Nella mia famiglia vigono molte regole ed una di queste è relativa all’obbligo di informare immediatamente la nonna quando si scopre di essere incinta. Lei annota su un quaderno le date dei cicli mestruali e di quelli lunari, fa’ quattro calcoli e stabilisce la data del parto. Da quel momento si è esonerate dal ricevere clienti e ci si sposta in una stanza più tranquilla, una di quelle con la finestra rivolta verso la collina. A me è stato riservato lo stesso trattamento. Mi sono trasferita dall’altra parte del corridoio e le imposte della mia stanza d’appuntamenti sono state chiuse. Rimarranno così finché non avrò partorito e non sarò in grado di riprendere a lavorare. Accade la stessa cosa anche quando ci ammaliamo, è una specie di segnale per i clienti abituali i quali, ancora prima di entrare, sanno che non potranno richiedere le prestazioni di colei che è indisposta.
Alcuni dei miei frequentatori più affezionati, saputo dell’incidente occorsomi, sono stati così deliziosi da portarmi dei piccoli regali oppure biglietti con frasi molto tenere del tipo: mi mancano le tue dolci carezze oppure nove mesi saranno come nove anni oppure non troverò soddisfazione finché non tornerai. Solitamente me li recapitano personalmente, mi baciano e poi vanno all’appuntamento con una delle mie zie o cugine. Che carini!

Non essendo impegnata col lavoro non ho molto di cui occuparmi durante il giorno così, per evitare di annoiarmi, chiacchiero con le zie che, tra un cliente e l’altro, hanno del tempo libero da dedicarmi. Con le mie cugine invece riesco a stare pochissimo perchè hanno molti più appuntamenti delle loro madri e di conseguenza meno tempo da passare con me. Fortunatamente il clima è ancora abbastanza mite da permettermi di trascorrere qualche ora in giardino a scrivere i miei pensieri su questo piccolo diario regalatomi dalla nonna che quando me lo ha consegnato mi ha detto:
“Annetta sei una bravissima ragazza ma non ne posso più di vederti gironzolare e attaccar bottone con tutti così ho deciso di donarti questo libriccino in modo che tu possa zittirti un poco evitando di portarmi all’esasperazione.”

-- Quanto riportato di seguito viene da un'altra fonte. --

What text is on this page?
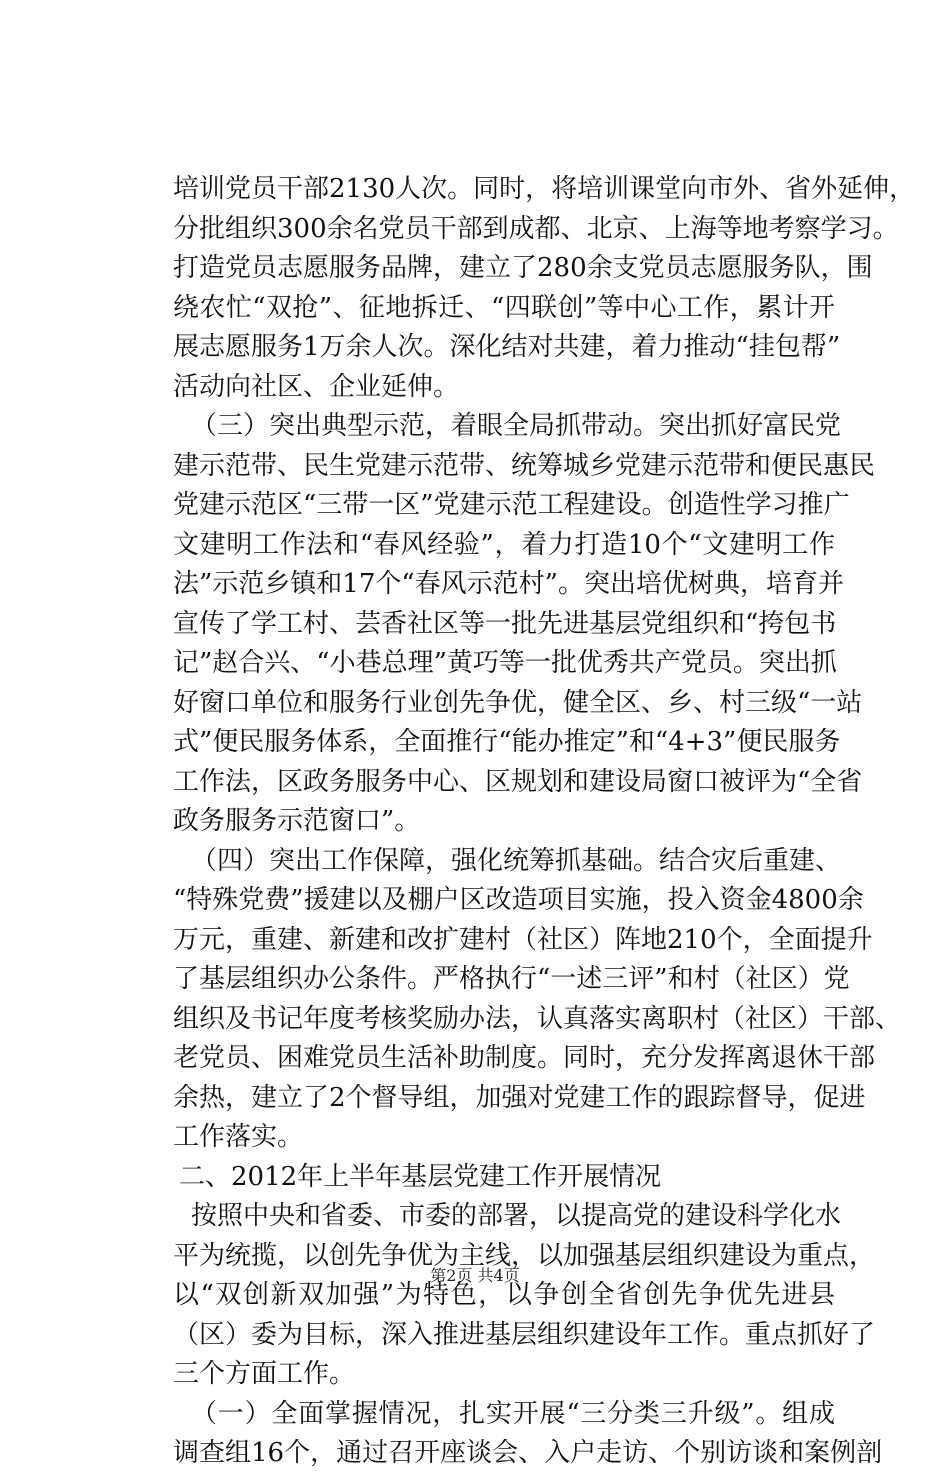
培训党员干部2130人次。同时，将培训课堂向市外、省外延伸，
分批组织300余名党员干部到成都、北京、上海等地考察学习。
打造党员志愿服务品牌，建立了280余支党员志愿服务队，围
绕农忙“双抢”、征地拆迁、“四联创”等中心工作，累计开
展志愿服务1万余人次。深化结对共建，着力推动“挂包帮”
活动向社区、企业延伸。
（三）突出典型示范，着眼全局抓带动。突出抓好富民党
建示范带、民生党建示范带、统筹城乡党建示范带和便民惠民
党建示范区“三带一区”党建示范工程建设。创造性学习推广
文建明工作法和“春风经验”，着力打造10个“文建明工作
法”示范乡镇和17个“春风示范村”。突出培优树典，培育并
宣传了学工村、芸香社区等一批先进基层党组织和“挎包书
记”赵合兴、“小巷总理”黄巧等一批优秀共产党员。突出抓
好窗口单位和服务行业创先争优，健全区、乡、村三级“一站
式”便民服务体系，全面推行“能办推定”和“4+3”便民服务
工作法，区政务服务中心、区规划和建设局窗口被评为“全省
政务服务示范窗口”。
（四）突出工作保障，强化统筹抓基础。结合灾后重建、
“特殊党费”援建以及棚户区改造项目实施，投入资金4800余
万元，重建、新建和改扩建村（社区）阵地210个，全面提升
了基层组织办公条件。严格执行“一述三评”和村（社区）党
组织及书记年度考核奖励办法，认真落实离职村（社区）干部、
老党员、困难党员生活补助制度。同时，充分发挥离退休干部
余热，建立了2个督导组，加强对党建工作的跟踪督导，促进
工作落实。
二、2012年上半年基层党建工作开展情况
按照中央和省委、市委的部署，以提高党的建设科学化水
平为统揽，以创先争优为主线，以加强基层组织建设为重点，
以“双创新双加强”为特色，以争创全省创先争优先进县
（区）委为目标，深入推进基层组织建设年工作。重点抓好了
三个方面工作。
（一）全面掌握情况，扎实开展“三分类三升级”。组成
调查组16个，通过召开座谈会、入户走访、个别访谈和案例剖
第2页 共4页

Ne sono cosciente, ma che ci posso fare se a me piace parlare di qualsiasi cosa con chiunque? Devo anche ammettere che la gran parte delle persone che compongono la mia famiglia ha lo stesso mio difetto. Tranne la nonna.

Di Bea ho già parlato, le altre zie sono Lucia, Susanna e Nadina che sono imbattibili nell’arte del pettegolezzo. Con loro perdo letteralmente la cognizione del tempo, chiacchierano di continuo e conoscono tutte le tresche e gli intrighi delle famiglie del paese. La sanno lunga anche sugli uomini, su cosa vogliono e cosa chiedono. Le adoro perché trovano sempre il modo di parlare in maniera tanto ironica da farmi piegare in due dalle risate.
Zia Susanna ha due gemelle di quattro anni, Mirella e Miriam, Nadina invece ha una figlia di nove anni che si chiama Luana; Lucia e Bea non hanno figli. La zia più grande è Mariuccia, le cui figlie Morgana e Stefania hanno rispettivamente ventidue e vent’anni e lavorano con noi; poi c’è Fifì che non ha figli e per finire c’è mia madre Milù che ha solo me, Annetta. Io ho diciannove anni e sono l’ultima in ordine di tempo ad essere entrata in attività.
Zia Mariuccia è colei che si è occupata della mia istruzione a livello teorico. Mi ha insegnato tutto quello che una donna deve sapere sul funzionamento del proprio corpo e sulle differenze con quello degli uomini. Si è sempre comportata in maniera molto professionale descrivendomi nei minimi particolari le posizioni, i movimenti e gli atteggiamenti da tenere e non mi ha mai nascosto i dettagli meno piacevoli come il dolore e la repulsione.
Nel momento in cui ha ritenuto che fossi sufficientemente preparata ha fissato per me alcuni appuntamenti con un suo affezionato cliente che si è prestato molto gentilmente al rito della mia iniziazione.